SNMP - It's Not a Trap!

The Simple Network Management Protocol (SNMP) has been a key part of managing network devices in the data centre for some time. It really is a pretty simple protocol to work with (hence the name), and I think it’s underrated as a key tool for monitoring unusual events. Unfortunately, SNMP has had some issues over time. One of these has been sending out a lot of information over the network in an insecure fashion. SNMP v3 was developed to address this. Another issue has been that Joe Sysadmin doesn’t always take the time to configure custom strings to use in the environment with the devices he’s trying to manage. Instead, the default “public” community string is left configured on the devices with more access than is required. This kind of behaviour drives information security folks nuts, and has operations staff questioning whether SNMP is worth the hassle.
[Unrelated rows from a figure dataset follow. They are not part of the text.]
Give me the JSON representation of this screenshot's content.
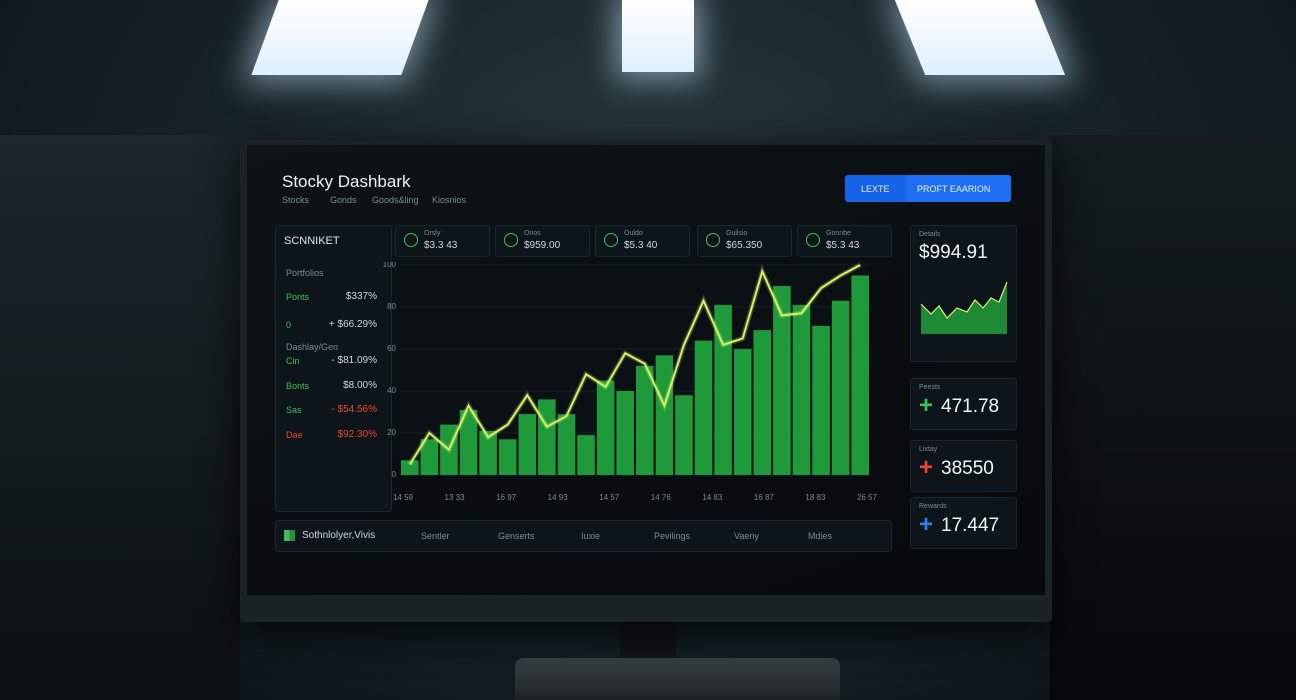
{
  "header": {
    "title": "Stocky Dashbark",
    "tabs": [
      "Stocks",
      "Gonds",
      "Goods&ling",
      "Kiosnios"
    ],
    "buttons": [
      "LEXTE",
      "PROFT EAARION"
    ]
  },
  "tickers": [
    {
      "name": "Orsly",
      "value": "$3.3 43"
    },
    {
      "name": "Onos",
      "value": "$959.00"
    },
    {
      "name": "Ouldo",
      "value": "$5.3 40"
    },
    {
      "name": "Guilsio",
      "value": "$65.350"
    },
    {
      "name": "Gonnbe",
      "value": "$5.3 43"
    }
  ],
  "sidebar": {
    "title": "SCNNIKET",
    "section": "Portfolios",
    "subsection": "Dashlay/Gen",
    "rows": [
      {
        "label": "Ponts",
        "value": "$337%"
      },
      {
        "label": "0",
        "value": "+ $66.29%"
      },
      {
        "label": "Cin",
        "value": "- $81.09%"
      },
      {
        "label": "Bonts",
        "value": "$8.00%"
      },
      {
        "label": "Sas",
        "value": "- $54.56%"
      },
      {
        "label": "Dae",
        "value": "$92.30%"
      }
    ]
  },
  "chart": {
    "bars": [
      7,
      17,
      24,
      31,
      21,
      17,
      29,
      36,
      29,
      19,
      45,
      40,
      52,
      57,
      38,
      64,
      81,
      60,
      69,
      90,
      81,
      71,
      83,
      95
    ],
    "line": [
      5,
      20,
      12,
      33,
      18,
      24,
      38,
      23,
      28,
      48,
      42,
      58,
      53,
      33,
      62,
      83,
      62,
      65,
      97,
      76,
      77,
      89,
      95,
      100
    ],
    "bar_color": "#1f9a3a",
    "line_color": "#d6f06a",
    "ylim": [
      0,
      100
    ],
    "yticks": [
      0,
      20,
      40,
      60,
      80,
      100
    ],
    "xlabels": [
      "14 59",
      "13 33",
      "16 97",
      "14 93",
      "14 57",
      "14 76",
      "14 83",
      "16 87",
      "18 83",
      "26 57"
    ]
  },
  "cards": [
    {
      "label": "Details",
      "value": "$994.91"
    },
    {
      "label": "Peests",
      "value": "471.78"
    },
    {
      "label": "Lixtay",
      "value": "38550"
    },
    {
      "label": "Rewards",
      "value": "17.447"
    }
  ],
  "footer": {
    "brand": "Sothnlolyer,Vivis",
    "tabs": [
      "Sentler",
      "Genserts",
      "Iuxie",
      "Pevilings",
      "Vaeny",
      "Mdies"
    ]
  }
}
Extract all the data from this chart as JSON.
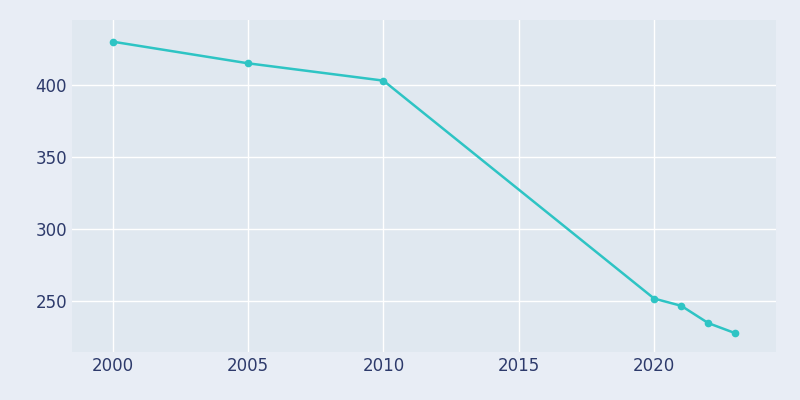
{
  "years": [
    2000,
    2005,
    2010,
    2020,
    2021,
    2022,
    2023
  ],
  "population": [
    430,
    415,
    403,
    252,
    247,
    235,
    228
  ],
  "line_color": "#2EC4C4",
  "marker_color": "#2EC4C4",
  "bg_color": "#E8EDF5",
  "plot_bg_color": "#E0E8F0",
  "xlabel": "",
  "ylabel": "",
  "xlim": [
    1998.5,
    2024.5
  ],
  "ylim": [
    215,
    445
  ],
  "xticks": [
    2000,
    2005,
    2010,
    2015,
    2020
  ],
  "yticks": [
    250,
    300,
    350,
    400
  ],
  "grid_color": "#FFFFFF",
  "tick_label_color": "#2D3A6B",
  "tick_fontsize": 12,
  "line_width": 1.8,
  "marker_size": 4.5
}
SNMP is an extremely flexible solution that provides a robust framework with which you can leverage things like vendor-specific management information base (MIB) files. You can use these to provide both read-only and write access to networked devices. The advantage to this approach is that you can feed information into your management system that provides useful insights, rather than simply showing whether the device is up or down.

Following on from this, alerting that aligns with your devices gives you a better chance of identifying unusual issues in your environment. You could, for example, set your devices to send a trap when local user credentials are used to log in to a device rather than directory credentials. This type of activity may indicate that someone’s up to no good in your environment.

Security in your environment isn’t just about people cracking device credentials, though. It’s also about having devices available to provide the appropriate services to applications and their users. Configuring devices to send meaningful information via SNMP as issues occur can be a great way to get to minor problems before they become major issues. If one of your two firewall devices has suffered a failure, your infrastructure is compromised and you need to address the problem. I’ve seen plenty of situations where internal systems failures go unnoticed for far too long, leading to reduced performance in the environment and angst for both the operations staff and end-users. But people don’t just become unhappy with the infrastructure. They start to use workarounds to get their work done, which can involve unsafe practices such as storing unsecured corporate data in personal mailboxes or on publicly accessible file sharing sites.

A lot of people would agree that data centre operations can be a difficult thing to do well, particularly at a large scale. There always seems to be some device or another that’s run out of capacity, has a failed component, or has simply stopped doing what it’s meant to do. That’s why tools such as SNMP and syslog can help tremendously with keeping things under control in the DC. There’s a wide range of management systems available in the marketplace that can be used to do some pretty cool stuff with SNMP. Most device that can be deployed in a 19” rack can speak SNMP and syslog, so why not get as much information about what’s happening in your environment as you can? The investment in effort upfront can save you a lot of time and headaches down the trick when things invariably go awry.

  • Some vendors seem to be moving on from SNMP.  Microsoft seemed to give it half-hearted support at best.  Cisco Meraki seems to thumb its nose at SNMP.

  • I agree - it can be a pain to have everything talking sensibly. And often it feels like no matter how much effort you put in to it, some vendor will invariably turn up with some weird MIBs and send a bunch of gibberish out there. Still, I think the effort is worth it mostly emoticons_happy.png

  • I agree here.  Since traps and / or syslog are UDP there's no guarantee you will ever get that message.  If you poll you can at least hope that the next polling cycle will detect whatever was missed.  As a whole all monitoring usually ends up as secondary to other work and an "I'll get to that when I get a chance" attitude.  Proper monitoring is complicated and time consuming to set up but worth the effort.  I agree that SNMP will not be going away for a long time as nearly every device supports it.  Plus the data that can be collected, aggregated and analyzed by a single system like NPM is hugely important especially as the size of the network and the number of devices grows.

  • I don't think it's going anywhere soon, but your point about what to use is certainly valid. I think it's a combination of experience and guidance from the device vendors. Which sounds less exact than I'd like it to be.